Rock, Paper, Shotgun has published a short piece from Alec Meer, who explains how returning to Skyrim with an old, overpowered character allowed him to experience the game's greatest strength, exploration, without being fettered by the combat and dungeoneering loop. Here's a snippet:

It’s genuinely liberating, and thanks to whacking uGrids all the way up to 11, I’m stopping to admire the scenery a whole lot more. Whatever its other problems, Skyrim has wonderful ambience once you’re in the mountains, away from people and towns and just taking in the scale and loneliness and the sound of wind.

I’ve often found that my feeligns towards Bethesda games corrupt over time. I start off with awe at the scale, fall into a trap of obsessively pursuing loot and upgrades, then have a Truman Show moment where I become conscious of the tricks used to fake the illusion. My feeling morphs from fondness into contempt, and while there a just reasons for it, it’s never been entirely fair.

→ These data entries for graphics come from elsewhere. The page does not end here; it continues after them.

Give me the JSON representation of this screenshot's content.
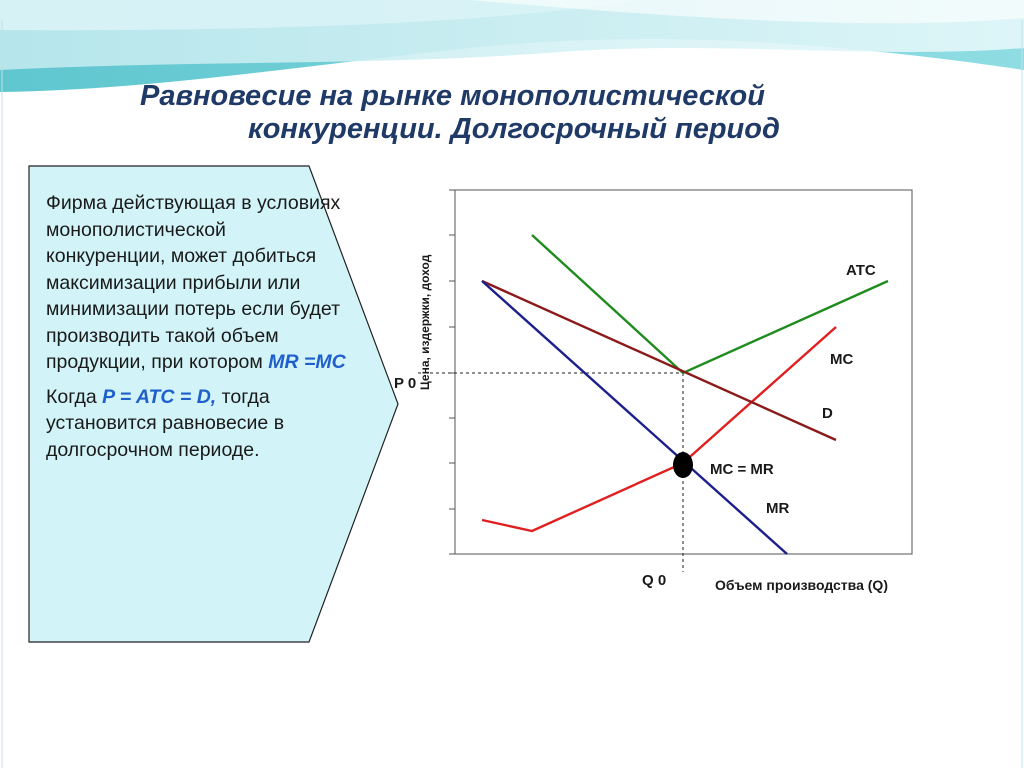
{
  "title": {
    "line1": "Равновесие на рынке монополистической",
    "line2": "конкуренции. Долгосрочный период"
  },
  "callout": {
    "para1": "Фирма действующая в условиях монополистической конкуренции, может добиться максимизации прибыли или минимизации потерь если будет производить такой объем продукции, при котором",
    "para1_highlight": "MR =MC",
    "para2_prefix": "Когда",
    "para2_highlight": "P = ATC = D,",
    "para2_suffix": "тогда установится равновесие в долгосрочном периоде."
  },
  "chart": {
    "y_axis_label": "Цена, издержки, доход",
    "x_axis_label": "Объем производства (Q)",
    "p0_label": "P 0",
    "q0_label": "Q 0",
    "curve_labels": {
      "atc": "ATC",
      "mc": "MC",
      "d": "D",
      "mc_mr": "MC = MR",
      "mr": "MR"
    },
    "colors": {
      "atc": "#1e8c1e",
      "mc": "#e02020",
      "d": "#8b1a1a",
      "mr": "#1c1f8c"
    }
  }
}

I had a great time with Skyrim until it became the Arrow To The Knee game, and I realised that all I’d really done is kill. Feeling that Oblivion was a little bit embarrassing makes even less sense – some of its presentation was ridiculous and it leant too much towards generic fantasyscapes, but it was a better game for mining strange things out of. (Their Fallout games a different. I never enjoyed 3, and 4 I thought was a huge improvement but became quickly fatigued by its relentless kill focus).